With the European seasons closing in on their final matchdays, here's a primer on the ideas behind relegation and why it's such a topic among American soccer fans.
Simply put, promotion and relegation allows for teams to move up and down between professional divisions. No team is guaranteed a place in the top league season-to-season. They have to finish out of the relegation slots to maintain their status.
Though the number of teams in the biggest European leagues differs, the relegation slots are almost always three up and three down. That means at the end of every English Premier League season, three teams are relegated to the Championship and replaced by the two teams that finished top of the Championship and a third playoff winner among the team finishing third through sixth. In the Bundesliga, the third from bottom team plays off against the third-place team from the second division. In Italy, the third place Serie B team needs to finish ten points ahead of the fourth-place team to avoid a playoff.
For all of these variants, the result is still the same: clubs moving between divisions. So why doesn't this happen in North American sports?
The lack of relegation goes back to the way American pro sports leagues were founded. Baseball was the earliest professional league. They set the standard of what a ‘major league” market looked like, and the other leagues followed that model. It’s worth remembering that baseball absorbed an entire rival league when they added the American League and stopped another rival in the mid-1960’s through expansion.
With American sports, it’s always been more of a question of major markets instead of competition. When the National Hockey League refused to expand during the Original Six era, the top minor league club, the Cleveland Barons, challenged them for the Stanley Cup. Pro hockey’s origins go back to challenge series, but the NHL refused to allow a “major league team” to play a “minor league team.” Most soccer leagues around the world don’t make that distinction.
Of all the major sports, the National Football League was the one with the small town background. But with the exception of Green Bay, they moved the original small town teams to the major cities and adopted something similar to baseball’s criteria for new members.
The NFL absorbed the AFL in the 1960’s, the NHL and the NBA both added teams from rival leagues in the 1970’s, and the NFL simply waited out the WHL and the USFL. The NASL fought the MISL in the early 1980’s, before the MISL absorbed four NASL teams.

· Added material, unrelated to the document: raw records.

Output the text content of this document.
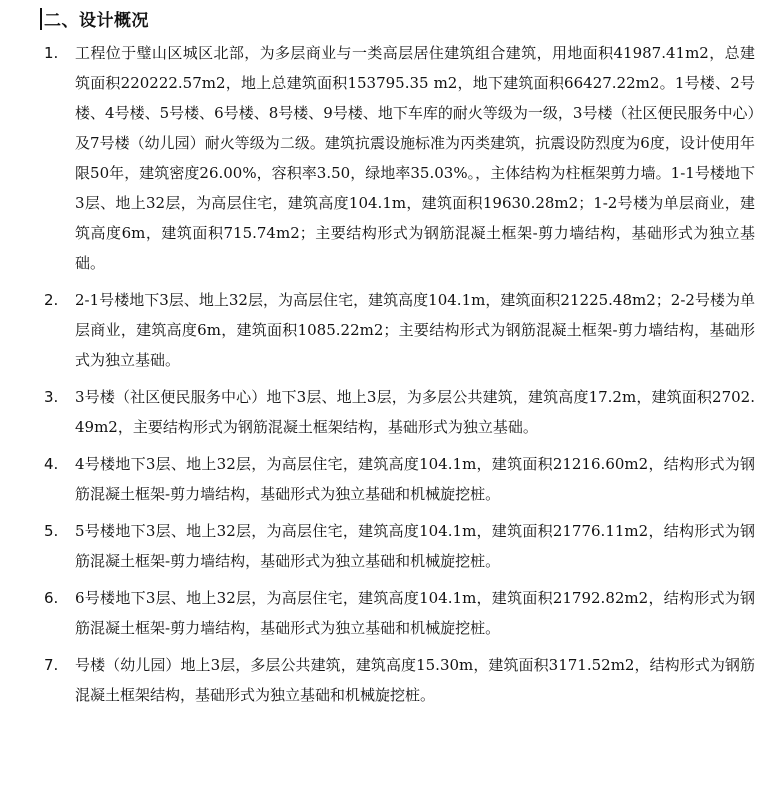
二、设计概况
1. 工程位于璧山区城区北部，为多层商业与一类高层居住建筑组合建筑，用地面积41987.41m2，总建筑面积220222.57m2，地上总建筑面积153795.35 m2，地下建筑面积66427.22m2。1号楼、2号楼、4号楼、5号楼、6号楼、8号楼、9号楼、地下车库的耐火等级为一级，3号楼（社区便民服务中心）及7号楼（幼儿园）耐火等级为二级。建筑抗震设施标准为丙类建筑，抗震设防烈度为6度，设计使用年限50年，建筑密度26.00%，容积率3.50，绿地率35.03%。，主体结构为柱框架剪力墙。1-1号楼地下3层、地上32层，为高层住宅，建筑高度104.1m，建筑面积19630.28m2；1-2号楼为单层商业，建筑高度6m，建筑面积715.74m2；主要结构形式为钢筋混凝土框架-剪力墙结构，基础形式为独立基础。
2. 2-1号楼地下3层、地上32层，为高层住宅，建筑高度104.1m，建筑面积21225.48m2；2-2号楼为单层商业，建筑高度6m，建筑面积1085.22m2；主要结构形式为钢筋混凝土框架-剪力墙结构，基础形式为独立基础。
3. 3号楼（社区便民服务中心）地下3层、地上3层，为多层公共建筑，建筑高度17.2m，建筑面积2702.49m2，主要结构形式为钢筋混凝土框架结构，基础形式为独立基础。
4. 4号楼地下3层、地上32层，为高层住宅，建筑高度104.1m，建筑面积21216.60m2，结构形式为钢筋混凝土框架-剪力墙结构，基础形式为独立基础和机械旋挖桩。
5. 5号楼地下3层、地上32层，为高层住宅，建筑高度104.1m，建筑面积21776.11m2，结构形式为钢筋混凝土框架-剪力墙结构，基础形式为独立基础和机械旋挖桩。
6. 6号楼地下3层、地上32层，为高层住宅，建筑高度104.1m，建筑面积21792.82m2，结构形式为钢筋混凝土框架-剪力墙结构，基础形式为独立基础和机械旋挖桩。
7. 号楼（幼儿园）地上3层，多层公共建筑，建筑高度15.30m，建筑面积3171.52m2，结构形式为钢筋混凝土框架结构，基础形式为独立基础和机械旋挖桩。
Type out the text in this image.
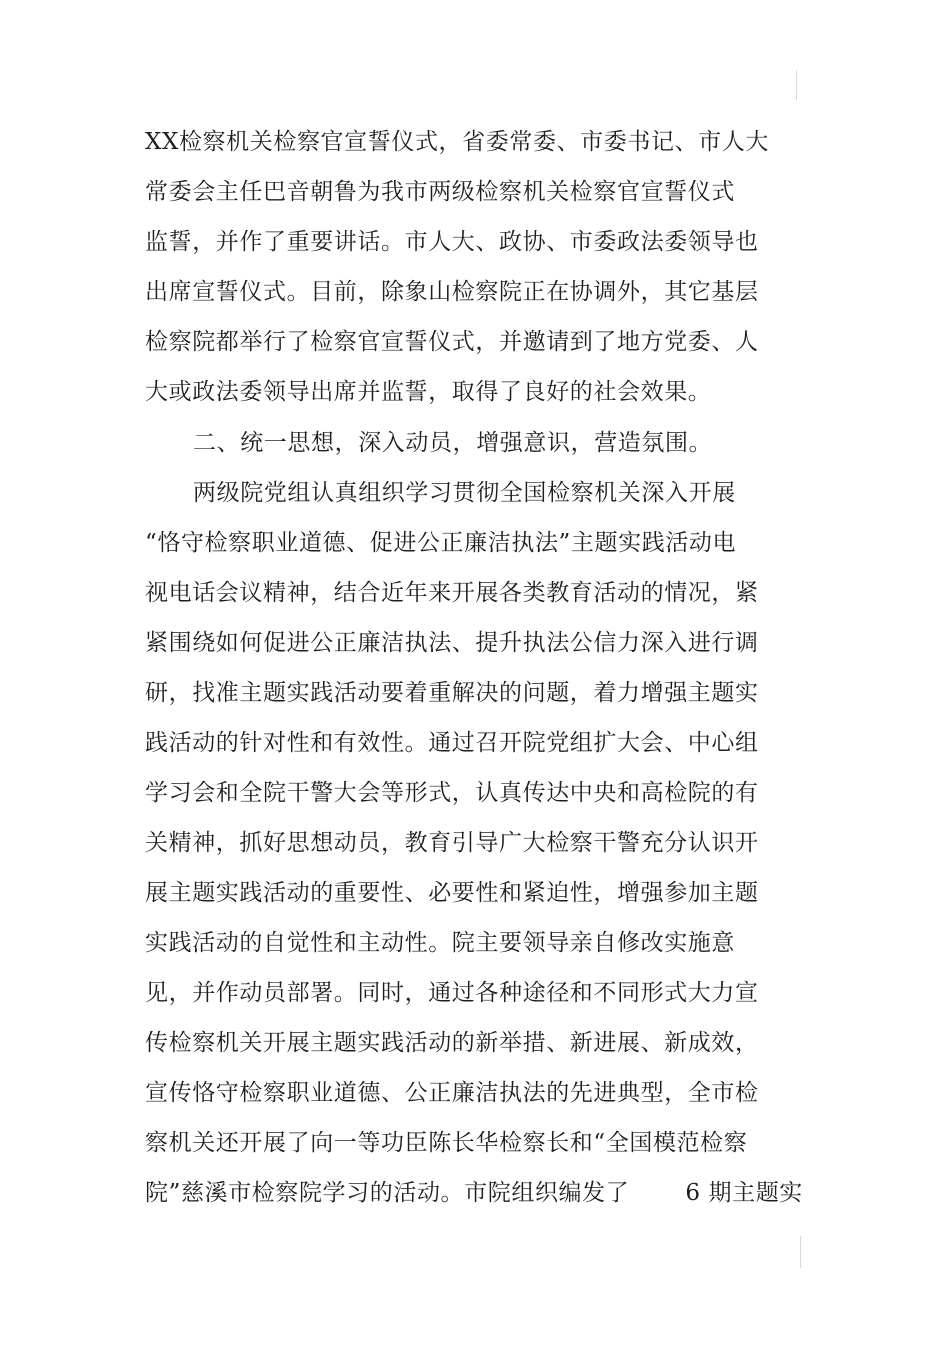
XX检察机关检察官宣誓仪式，省委常委、市委书记、市人大
常委会主任巴音朝鲁为我市两级检察机关检察官宣誓仪式
监誓，并作了重要讲话。市人大、政协、市委政法委领导也
出席宣誓仪式。目前，除象山检察院正在协调外，其它基层
检察院都举行了检察官宣誓仪式，并邀请到了地方党委、人
大或政法委领导出席并监誓，取得了良好的社会效果。
二、统一思想，深入动员，增强意识，营造氛围。
两级院党组认真组织学习贯彻全国检察机关深入开展
“恪守检察职业道德、促进公正廉洁执法”主题实践活动电
视电话会议精神，结合近年来开展各类教育活动的情况，紧
紧围绕如何促进公正廉洁执法、提升执法公信力深入进行调
研，找准主题实践活动要着重解决的问题，着力增强主题实
践活动的针对性和有效性。通过召开院党组扩大会、中心组
学习会和全院干警大会等形式，认真传达中央和高检院的有
关精神，抓好思想动员，教育引导广大检察干警充分认识开
展主题实践活动的重要性、必要性和紧迫性，增强参加主题
实践活动的自觉性和主动性。院主要领导亲自修改实施意
见，并作动员部署。同时，通过各种途径和不同形式大力宣
传检察机关开展主题实践活动的新举措、新进展、新成效，
宣传恪守检察职业道德、公正廉洁执法的先进典型，全市检
察机关还开展了向一等功臣陈长华检察长和“全国模范检察
院”慈溪市检察院学习的活动。市院组织编发了 6 期主题实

Baseball has considered promotion and relegation between two divisions, basically dividing the current league in half. Whether this was serious or just a product of that league’s financial difficulties isn’t really clear, but it did get the expected media attention.
As to why soccer didn’t simply set aside the history of the other pro sports and adopt promotion and relegation, economically they were in no position to do that. The smallest of the pro sports has a hard enough time selling ad space and negotiating TV deals without adding a system that could see the biggest clubs dropped to what most Americans would consider the minor leagues.
Major League Soccer was built around economics with major markets, following the example of the established sports. In theory, the United Soccer Leagues has allowed for promotion and relegation in the US lower divisions, but with an added economic and facility requirement.